Pantauan di lapangan, Kamis (26/3/2026), di persimpangan Jalan Tengku Bey Simpang Tiga, gepeng hingga badut jalanan tampak beraksi saat lampu merah menyala. Mereka mendekati kendaraan yang berhenti untuk meminta uang dari para pengendara.
Sejumlah pengguna jalan terlihat masih memberikan uang, meski praktik tersebut telah dilarang dalam aturan daerah. Salah seorang pengendara, Hendra, mengaku memberikan uang karena rasa iba.
“Iya, kasihan saja,” ujarnya singkat.
Pemberi Uang Terancam Sanksi
Pemerintah Kota Pekanbaru telah mengatur larangan memberi uang kepada gepeng melalui Peraturan Daerah (Perda) Nomor 12 Tahun 2008 tentang Ketertiban Sosial.

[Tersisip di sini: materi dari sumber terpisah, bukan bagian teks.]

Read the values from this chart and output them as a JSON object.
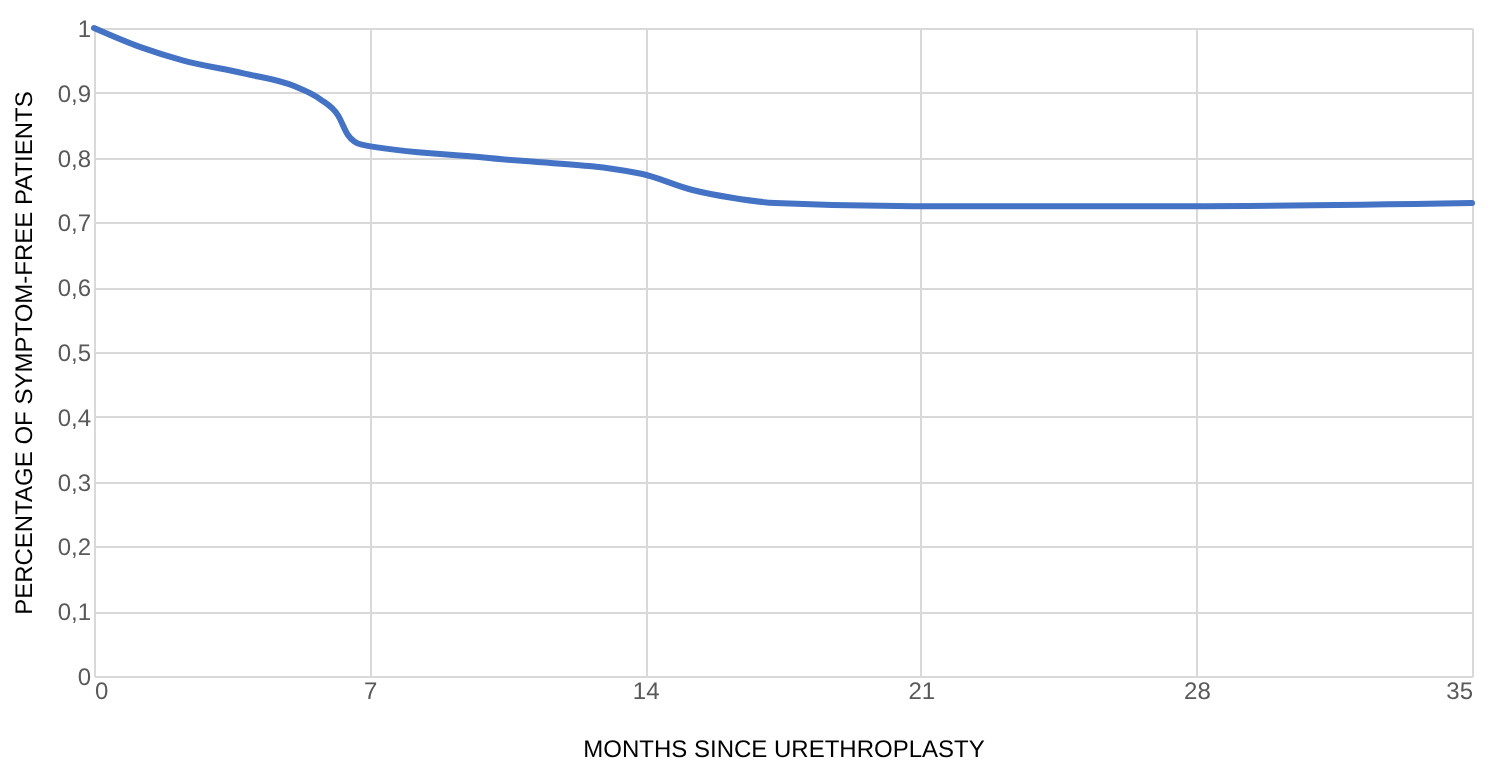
{
  "chart_data": {
    "type": "line",
    "xlabel": "MONTHS SINCE URETHROPLASTY",
    "ylabel": "PERCENTAGE OF SYMPTOM-FREE PATIENTS",
    "x": [
      0,
      1.2,
      2.25,
      3.8,
      5.1,
      5.75,
      6.2,
      6.45,
      6.8,
      9.9,
      13.9,
      15.2,
      16.2,
      17.3,
      20.8,
      27.7,
      35
    ],
    "series": [
      {
        "color": "#4472c4",
        "values": [
          1.0,
          0.97,
          0.95,
          0.93,
          0.91,
          0.89,
          0.865,
          0.835,
          0.82,
          0.8,
          0.775,
          0.75,
          0.738,
          0.73,
          0.725,
          0.725,
          0.73
        ]
      }
    ],
    "xlim": [
      0,
      35
    ],
    "xticks": [
      0,
      7,
      14,
      21,
      28,
      35
    ],
    "ylim": [
      0,
      1
    ],
    "yticks": [
      0,
      {
        "value": 0.1,
        "label": "0,1"
      },
      {
        "value": 0.2,
        "label": "0,2"
      },
      {
        "value": 0.3,
        "label": "0,3"
      },
      {
        "value": 0.4,
        "label": "0,4"
      },
      {
        "value": 0.5,
        "label": "0,5"
      },
      {
        "value": 0.6,
        "label": "0,6"
      },
      {
        "value": 0.7,
        "label": "0,7"
      },
      {
        "value": 0.8,
        "label": "0,8"
      },
      {
        "value": 0.9,
        "label": "0,9"
      },
      1
    ],
    "grid": true,
    "marker": "none",
    "line_style": "solid"
  }
}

Dalam aturan tersebut, masyarakat yang memberikan uang kepada gelandangan dan pengemis dapat dikenai sanksi berupa denda maksimal Rp50 juta atau pidana kurungan paling lama tiga bulan.
Pemerintah mengimbau masyarakat untuk tidak memberi uang di jalanan serta menyalurkan bantuan melalui lembaga resmi guna mengurangi praktik gepeng di ruang publik.